Currently prescribed antiplatelet drugs have 1 common side effect—an increased risk of hemorrhage and thrombocytopenia. On the contrary, bleeding defects associated with glycoprotein VI (GPVI) expression deficiency are usually slightly prolonged bleeding times. However, GPVI antagonists are lacking in clinic.

Approach and Results—

Using reverse-phase high-performance liquid chromatography and sequencing, we revealed the partial sequence of trowaglerix α subunit, a potent specific GPVI-targeting snaclec (snake venom C-type lectin protein). Hexapeptide (Troα6 [trowaglerix a chain hexapeptide, CKWMNV]) and decapeptide (Troα10) derived from trowaglerix specifically inhibited collagen-induced platelet aggregation through blocking platelet GPVI receptor.

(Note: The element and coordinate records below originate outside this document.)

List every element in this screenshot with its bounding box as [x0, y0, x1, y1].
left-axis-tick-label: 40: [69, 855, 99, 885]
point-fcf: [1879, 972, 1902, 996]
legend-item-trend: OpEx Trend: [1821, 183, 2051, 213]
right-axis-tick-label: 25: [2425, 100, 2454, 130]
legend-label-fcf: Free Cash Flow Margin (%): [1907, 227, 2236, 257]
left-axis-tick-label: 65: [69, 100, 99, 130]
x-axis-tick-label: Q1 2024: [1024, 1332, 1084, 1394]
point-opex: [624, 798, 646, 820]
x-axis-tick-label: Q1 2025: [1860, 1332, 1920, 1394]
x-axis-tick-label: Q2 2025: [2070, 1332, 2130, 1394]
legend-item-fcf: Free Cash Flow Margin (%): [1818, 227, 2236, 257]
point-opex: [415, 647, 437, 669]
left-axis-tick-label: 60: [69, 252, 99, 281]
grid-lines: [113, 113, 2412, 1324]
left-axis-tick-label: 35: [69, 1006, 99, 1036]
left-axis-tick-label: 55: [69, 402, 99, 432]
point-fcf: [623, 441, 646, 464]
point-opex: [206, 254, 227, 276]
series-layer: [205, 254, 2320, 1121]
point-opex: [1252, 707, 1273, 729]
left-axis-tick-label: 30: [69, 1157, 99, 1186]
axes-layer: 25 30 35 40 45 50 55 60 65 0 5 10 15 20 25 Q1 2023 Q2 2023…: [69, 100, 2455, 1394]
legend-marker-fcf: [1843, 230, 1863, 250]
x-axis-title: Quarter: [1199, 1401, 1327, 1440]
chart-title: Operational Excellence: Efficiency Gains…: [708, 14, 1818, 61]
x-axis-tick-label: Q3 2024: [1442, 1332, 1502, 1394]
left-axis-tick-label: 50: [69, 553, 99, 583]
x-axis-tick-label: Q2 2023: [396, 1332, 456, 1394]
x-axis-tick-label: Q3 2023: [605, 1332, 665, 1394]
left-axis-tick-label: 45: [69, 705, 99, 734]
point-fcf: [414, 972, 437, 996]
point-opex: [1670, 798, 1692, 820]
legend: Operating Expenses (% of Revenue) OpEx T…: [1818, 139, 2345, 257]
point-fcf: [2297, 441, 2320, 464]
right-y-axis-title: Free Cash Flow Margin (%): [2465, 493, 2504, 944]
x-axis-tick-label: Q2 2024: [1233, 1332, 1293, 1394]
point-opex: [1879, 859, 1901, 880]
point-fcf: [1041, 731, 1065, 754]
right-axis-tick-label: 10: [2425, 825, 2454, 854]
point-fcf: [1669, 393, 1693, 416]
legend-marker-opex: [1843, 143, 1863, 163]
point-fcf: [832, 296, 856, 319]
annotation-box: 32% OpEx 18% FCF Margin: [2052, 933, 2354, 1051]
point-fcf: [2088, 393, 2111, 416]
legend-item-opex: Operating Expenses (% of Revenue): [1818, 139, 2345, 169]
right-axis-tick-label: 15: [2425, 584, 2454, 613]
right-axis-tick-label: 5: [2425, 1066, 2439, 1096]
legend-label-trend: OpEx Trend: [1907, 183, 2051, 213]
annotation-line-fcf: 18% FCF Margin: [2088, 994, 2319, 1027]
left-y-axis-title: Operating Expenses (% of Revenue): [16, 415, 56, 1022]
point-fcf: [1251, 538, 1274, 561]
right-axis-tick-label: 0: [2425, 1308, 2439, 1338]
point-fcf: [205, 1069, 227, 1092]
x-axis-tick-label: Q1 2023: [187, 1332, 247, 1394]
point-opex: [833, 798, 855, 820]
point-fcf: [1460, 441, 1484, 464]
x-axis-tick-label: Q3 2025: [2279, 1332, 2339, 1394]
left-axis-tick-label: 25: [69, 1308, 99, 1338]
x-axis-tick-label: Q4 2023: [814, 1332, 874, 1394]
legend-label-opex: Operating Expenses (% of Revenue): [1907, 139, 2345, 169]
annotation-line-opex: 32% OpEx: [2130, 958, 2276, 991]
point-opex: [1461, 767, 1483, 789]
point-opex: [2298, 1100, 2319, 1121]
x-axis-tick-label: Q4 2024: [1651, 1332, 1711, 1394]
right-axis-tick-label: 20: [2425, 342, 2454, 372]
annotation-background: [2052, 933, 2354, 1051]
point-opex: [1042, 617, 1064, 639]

Computational peptide design helped to design a series of Troα6/Troα10 peptides. Protein docking studies on these decapeptides and GPVI suggest that Troα10 was bound at the lower surface of D1 domain and outer surface of D2 domain, which was at the different place of the collagen-binding site and the scFv (single-chain variable fragment) D2-binding site. The newly discovered site was confirmed by inhibitory effects of polyclonal antibodies on collagen-induced platelet aggregation. This indicates that D2 domain of GPVI is a novel and important binding epitope on GPVI-mediated platelet aggregation. Troα6/Troα10 displayed prominent inhibitory effect of thrombus formation in fluorescein sodium-induced platelet thrombus formation of mesenteric venules and ferric chloride-induced carotid artery injury thrombosis model without prolonging the in vivo bleeding time.

Conclusions—

We develop a novel antithrombotic peptides derived from trowaglerix that acts through GPVI antagonism with greater safety—no severe bleeding. The binding epitope of polypeptides on GPVI is novel and important. These hexa/decapeptides have therapeutic potential for developing ideal small-mass GPVI antagonists for arterial thrombogenic diseases.